Shale gas development in Australia will be an expensive proposition, with infrastructure costs double those in the United States, according to a 252-page report by the Australian Council of Learned Academies (ACOLA).
“Shale gas will not be cheap gas in most circumstances,” the report said. “It will require a relatively high price to make it profitable to produce. The current low price of shale gas in North America is not sustainable but production there is being maintained, despite the low price, either for contractual reasons and/or because some of the gas is produced as a by-product of higher value oil derived from the shales.”
ACOLA said a wellhead price ranging from $6.00/gigajoule (GJ) ($5.69/MMBtu) to $9.00/GJ ($8.52/MMBtu) would be required to produce and transport Australian gas to be profitable. Researchers said the current netback price for Australian gas exports to Japan is about $10/GJ ($9.47/MMBtu).
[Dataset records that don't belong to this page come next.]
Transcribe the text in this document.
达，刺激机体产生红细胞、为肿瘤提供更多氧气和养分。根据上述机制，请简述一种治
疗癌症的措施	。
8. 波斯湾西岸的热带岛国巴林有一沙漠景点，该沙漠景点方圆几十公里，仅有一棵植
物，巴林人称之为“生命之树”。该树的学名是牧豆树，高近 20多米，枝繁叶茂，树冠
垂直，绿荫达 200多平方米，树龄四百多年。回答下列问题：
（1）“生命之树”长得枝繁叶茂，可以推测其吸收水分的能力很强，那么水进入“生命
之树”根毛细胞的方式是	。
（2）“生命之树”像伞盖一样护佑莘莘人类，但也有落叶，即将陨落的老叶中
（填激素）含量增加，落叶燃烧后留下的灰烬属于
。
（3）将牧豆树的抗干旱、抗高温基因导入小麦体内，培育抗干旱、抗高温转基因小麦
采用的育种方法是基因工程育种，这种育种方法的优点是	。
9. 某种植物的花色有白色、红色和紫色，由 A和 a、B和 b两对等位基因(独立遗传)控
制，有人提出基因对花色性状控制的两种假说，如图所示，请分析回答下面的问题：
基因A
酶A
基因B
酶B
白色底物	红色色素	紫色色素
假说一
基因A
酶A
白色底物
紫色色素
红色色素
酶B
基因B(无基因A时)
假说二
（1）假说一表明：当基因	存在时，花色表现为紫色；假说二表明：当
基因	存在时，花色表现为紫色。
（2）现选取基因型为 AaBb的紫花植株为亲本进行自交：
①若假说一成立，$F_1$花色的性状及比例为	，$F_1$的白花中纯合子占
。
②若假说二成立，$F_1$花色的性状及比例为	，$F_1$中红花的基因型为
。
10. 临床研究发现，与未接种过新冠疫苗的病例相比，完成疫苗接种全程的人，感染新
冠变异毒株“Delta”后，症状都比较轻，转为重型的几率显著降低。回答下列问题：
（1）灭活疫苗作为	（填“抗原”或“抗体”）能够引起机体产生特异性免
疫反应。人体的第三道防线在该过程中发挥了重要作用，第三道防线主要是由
“The suggestion has been made that a proportion of future shale gas should be reserved for domestic use, as a mechanism to hold down domestic gas prices,” ACOLA said, adding that an alternative suggestion would be for the federal government in Canberra to “work with industry to create vital infrastructure, particularly in remote parts of Australia, to encourage the development of a more cost effective and more widespread shale gas industry.”
According to the group, Australia’s growing shale gas industry, which researchers said was “very small” by North American standards, will spend more than $500 million on exploration in the country over the next one to two years. ACOLA said estimates over how much natural gas was locked in Australia’s shale plays varied widely and “have a high degree of uncertainty attached to them.” The most commonly cited figure was 396 Tcf, but researchers said that figure was based on only four basins. If all prospective basins were considered, the figure could be more than 1,000 Tcf.
Researchers also said it was unlikely that there would be many impacts from hydraulic fracturing (fracking) in Australia. “Nonetheless, it is important that the shale gas industry takes full account of possible adverse impacts on the landscape, soils, flora and fauna, groundwater and surface water, the atmosphere and on human health in order to address people’s concerns. This will require improved baseline studies against which to measure future change and to compare natural change and change resulting from industry activities.”
Last fall, Santos, a major Australian oil and gas producer, moved Australia’s first shale gas well into production (see Shale Daily, Oct. 23, 2012). The Moomba-191 well, which targeted the Cooper Basin, flowed at a stabilized rate of 2.7 MMcf/d.